Didier Deschamps, que conduziu a seleção francesa ao título da Copa do Mundo de 2018, encerrará sua trajetória como treinador da equipe nacional no sábado, quando o time enfrenta a Inglaterra na disputa pelo terceiro lugar do torneio.
Após 14 anos no comando, Deschamps, de 57 anos, busca uma despedida gloriosa, almejando conquistar o terceiro título mundial para a França. Apesar de ser considerado favorito para o torneio de 2026, a equipe não conseguiu avançar à final deste ano, sendo derrotada pela Espanha nas semifinais por 2 a 0 em Arlington, Texas.

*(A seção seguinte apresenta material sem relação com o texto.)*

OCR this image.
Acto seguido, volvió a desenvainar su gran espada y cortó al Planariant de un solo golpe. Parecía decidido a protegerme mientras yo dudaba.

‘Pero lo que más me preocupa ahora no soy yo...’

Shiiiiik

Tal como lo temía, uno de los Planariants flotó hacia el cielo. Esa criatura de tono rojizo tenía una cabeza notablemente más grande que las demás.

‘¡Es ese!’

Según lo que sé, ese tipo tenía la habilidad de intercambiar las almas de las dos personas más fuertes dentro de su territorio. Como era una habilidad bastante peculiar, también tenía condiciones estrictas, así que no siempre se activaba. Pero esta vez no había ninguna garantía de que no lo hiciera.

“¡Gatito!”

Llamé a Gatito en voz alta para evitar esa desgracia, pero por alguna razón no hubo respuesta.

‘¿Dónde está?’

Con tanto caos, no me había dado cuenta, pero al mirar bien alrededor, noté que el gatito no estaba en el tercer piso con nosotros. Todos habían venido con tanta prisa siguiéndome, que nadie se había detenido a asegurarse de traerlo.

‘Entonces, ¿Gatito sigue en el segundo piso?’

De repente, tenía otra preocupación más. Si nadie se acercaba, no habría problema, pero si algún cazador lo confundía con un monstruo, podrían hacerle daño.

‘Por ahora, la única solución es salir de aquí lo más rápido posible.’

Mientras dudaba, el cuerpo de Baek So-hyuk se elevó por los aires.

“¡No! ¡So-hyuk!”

Em entrevista antes da partida, Deschamps expressou seu otimismo, afirmando: “Tive o privilégio de viver momentos mágicos e outros difíceis. Mas a vida continua. Sou uma pessoa positiva e sei que as coisas também serão boas. É a melhor coisa que já me aconteceu”.
O legado de Deschamps
Deschamps será sempre lembrado como o arquiteto da campanha vitoriosa da França na Copa do Mundo de 2018, 20 anos após ter sido capitão da equipe que conquistou seu primeiro título mundial. O time francês enfrentou dificuldades em 2010, quando foi eliminado na fase de grupos, o que culminou em uma revolta contra o então técnico Raymond Domenech.
Embora Laurent Blanc tenha conduzido a seleção até as quartas de final da Euro 2012, foi Deschamps quem realmente transformou a equipe, levando-a à vitória em 2018, com Kylian Mbappé se destacando como uma estrela mundial. No entanto, sua trajetória também inclui decepções, como a derrota na final da Euro 2016 para Portugal e a eliminação na final da Copa do Mundo de 2022 para a Argentina nos pênaltis.
A derrota nas semifinais para a Espanha foi especialmente dolorosa, considerando o desempenho sólido da França até aquele momento no torneio. Apesar disso, Deschamps pode se orgulhar de ter levado a equipe a pelo menos uma semifinal em cinco de suas sete competições principais como treinador.
A transição para Zidane
O jogo contra a Inglaterra será o 27º de Deschamps na Copa do Mundo, um recorde para um treinador. Com sua saída iminente, Zinedine Zidane, ex-companheiro de equipe e um dos maiores jogadores da história do futebol francês, é o favorito para assumir o cargo.
Zidane, que se afastou do Real Madrid em 2021, expressou anteriormente seu sonho de treinar a seleção francesa. Philippe Diallo, presidente da Federação Francesa de Futebol, comentou sobre a necessidade de um líder que atenda às expectativas de todos no país. “Não há muitas pessoas capazes de liderar uma das maiores seleções do mundo”, disse ele, destacando que Zidane pode ser a escolha ideal, embora tenha grandes responsabilidades pela frente.